Faithless Nelly Gray
Pun on 'arms'
Hood plays on 'arms' meaning both weapons and limbs. Ben 'laid down his arms' literally—he can no longer hold a gun. The joke collapses the two meanings.
Military unit as body part
The 'Forty-second Foot' is Ben's regiment. By saying he leaves his leg 'and the Forty-second Foot,' he's making the unit itself a casualty of war—it loses its soldier.
Wooden members pun
Ben calls his prosthetic legs 'wooden members'—a pun on 'members' as both body parts and parliamentary representatives. He's sardonically suggesting politicians are equally artificial.
Nelly's cruelty escalates
She doesn't just reject him—she 'began to take them off.' Hood moves from rejection to active removal of his prosthetics, making her cruelty physical and grotesque.
Uniform/love wordplay
'Uniform' means both military dress and consistency. Ben accuses her love of being inconsistent—she loved the uniform (the soldier), not the man beneath it.
Badajos battle reference
[CONTEXT] Badajos was a brutal 1812 Peninsular War siege. Hood uses a real battle to ground Ben's sacrifice in actual military history, not abstraction.
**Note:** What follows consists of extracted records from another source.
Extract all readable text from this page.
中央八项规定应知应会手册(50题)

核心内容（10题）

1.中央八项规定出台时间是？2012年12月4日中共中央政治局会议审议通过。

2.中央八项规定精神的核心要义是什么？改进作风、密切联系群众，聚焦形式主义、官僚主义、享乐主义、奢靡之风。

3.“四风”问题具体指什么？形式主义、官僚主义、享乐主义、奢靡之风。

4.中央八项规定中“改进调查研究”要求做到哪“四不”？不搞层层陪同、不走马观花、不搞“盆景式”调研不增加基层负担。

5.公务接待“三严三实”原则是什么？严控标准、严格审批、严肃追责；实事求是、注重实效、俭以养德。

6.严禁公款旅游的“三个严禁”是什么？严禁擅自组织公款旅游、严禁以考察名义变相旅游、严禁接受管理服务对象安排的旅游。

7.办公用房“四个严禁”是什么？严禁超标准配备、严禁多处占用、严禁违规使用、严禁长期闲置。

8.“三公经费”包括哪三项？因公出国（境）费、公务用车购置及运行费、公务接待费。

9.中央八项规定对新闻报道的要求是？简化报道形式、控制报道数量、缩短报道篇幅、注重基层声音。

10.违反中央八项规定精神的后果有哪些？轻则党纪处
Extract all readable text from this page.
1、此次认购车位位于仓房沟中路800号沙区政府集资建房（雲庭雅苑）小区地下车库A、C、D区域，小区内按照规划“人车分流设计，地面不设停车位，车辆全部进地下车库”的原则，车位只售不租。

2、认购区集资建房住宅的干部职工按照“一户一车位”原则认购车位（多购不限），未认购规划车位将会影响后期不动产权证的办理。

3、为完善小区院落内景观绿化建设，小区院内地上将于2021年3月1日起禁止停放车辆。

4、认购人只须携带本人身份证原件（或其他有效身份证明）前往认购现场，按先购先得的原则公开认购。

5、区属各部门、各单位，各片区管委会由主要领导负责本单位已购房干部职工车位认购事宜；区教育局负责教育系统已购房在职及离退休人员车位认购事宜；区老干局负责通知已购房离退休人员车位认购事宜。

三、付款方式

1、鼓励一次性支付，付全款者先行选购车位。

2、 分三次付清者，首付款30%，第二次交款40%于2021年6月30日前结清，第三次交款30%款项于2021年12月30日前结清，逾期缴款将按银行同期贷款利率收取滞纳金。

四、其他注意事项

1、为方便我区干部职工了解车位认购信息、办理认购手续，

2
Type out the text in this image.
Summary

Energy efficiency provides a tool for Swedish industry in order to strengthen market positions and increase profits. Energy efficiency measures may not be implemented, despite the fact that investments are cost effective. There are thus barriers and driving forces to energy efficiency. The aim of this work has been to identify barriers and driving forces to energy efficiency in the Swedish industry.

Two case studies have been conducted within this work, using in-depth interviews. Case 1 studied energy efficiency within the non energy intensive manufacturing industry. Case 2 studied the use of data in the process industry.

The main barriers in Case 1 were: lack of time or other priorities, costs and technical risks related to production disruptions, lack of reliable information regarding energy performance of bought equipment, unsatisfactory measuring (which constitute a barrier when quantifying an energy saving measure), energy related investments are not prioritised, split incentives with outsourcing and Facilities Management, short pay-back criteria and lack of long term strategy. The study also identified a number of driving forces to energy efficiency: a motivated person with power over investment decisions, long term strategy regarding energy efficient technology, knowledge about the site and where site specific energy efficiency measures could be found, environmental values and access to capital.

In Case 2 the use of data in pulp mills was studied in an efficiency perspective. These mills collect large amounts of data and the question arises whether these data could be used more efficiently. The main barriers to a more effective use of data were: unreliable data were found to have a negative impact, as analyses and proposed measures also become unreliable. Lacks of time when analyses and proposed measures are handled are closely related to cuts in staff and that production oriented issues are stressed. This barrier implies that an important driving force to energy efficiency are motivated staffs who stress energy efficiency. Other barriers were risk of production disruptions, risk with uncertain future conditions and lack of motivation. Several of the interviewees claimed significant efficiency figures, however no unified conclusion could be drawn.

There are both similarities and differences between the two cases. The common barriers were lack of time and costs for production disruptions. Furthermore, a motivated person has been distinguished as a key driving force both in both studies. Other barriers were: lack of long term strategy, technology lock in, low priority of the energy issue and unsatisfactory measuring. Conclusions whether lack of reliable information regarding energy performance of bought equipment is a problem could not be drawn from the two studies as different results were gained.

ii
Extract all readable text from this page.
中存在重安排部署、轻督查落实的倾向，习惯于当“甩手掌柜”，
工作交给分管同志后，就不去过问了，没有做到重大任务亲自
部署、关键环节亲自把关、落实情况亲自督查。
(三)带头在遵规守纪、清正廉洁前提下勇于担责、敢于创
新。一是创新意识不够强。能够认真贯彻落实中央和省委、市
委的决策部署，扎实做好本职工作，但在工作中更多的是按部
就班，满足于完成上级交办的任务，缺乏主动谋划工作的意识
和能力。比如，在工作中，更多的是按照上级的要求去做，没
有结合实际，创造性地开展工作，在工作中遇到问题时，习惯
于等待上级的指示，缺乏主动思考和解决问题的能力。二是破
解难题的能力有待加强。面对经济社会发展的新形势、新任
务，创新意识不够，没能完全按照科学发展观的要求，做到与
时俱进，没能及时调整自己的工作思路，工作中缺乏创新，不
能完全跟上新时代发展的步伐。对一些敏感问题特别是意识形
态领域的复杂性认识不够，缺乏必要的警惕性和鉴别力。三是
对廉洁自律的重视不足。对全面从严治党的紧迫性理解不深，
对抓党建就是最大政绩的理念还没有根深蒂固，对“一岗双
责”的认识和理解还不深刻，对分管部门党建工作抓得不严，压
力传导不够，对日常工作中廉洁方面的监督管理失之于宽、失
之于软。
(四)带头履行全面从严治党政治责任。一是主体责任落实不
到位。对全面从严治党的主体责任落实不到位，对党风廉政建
Suicide method and wordplay
Ben 'Enlisted in the Line'—military service becomes a euphemism for hanging ('the Line' as a noose). Hood hides suicide language inside military vocabulary.
Suicide logic: 'off his legs'
Hood's final pun: because Ben's prosthetic legs are removable, 'he soon was off his legs'—a darkly literal joke about a man hanging himself. The wooden legs enable the suicide.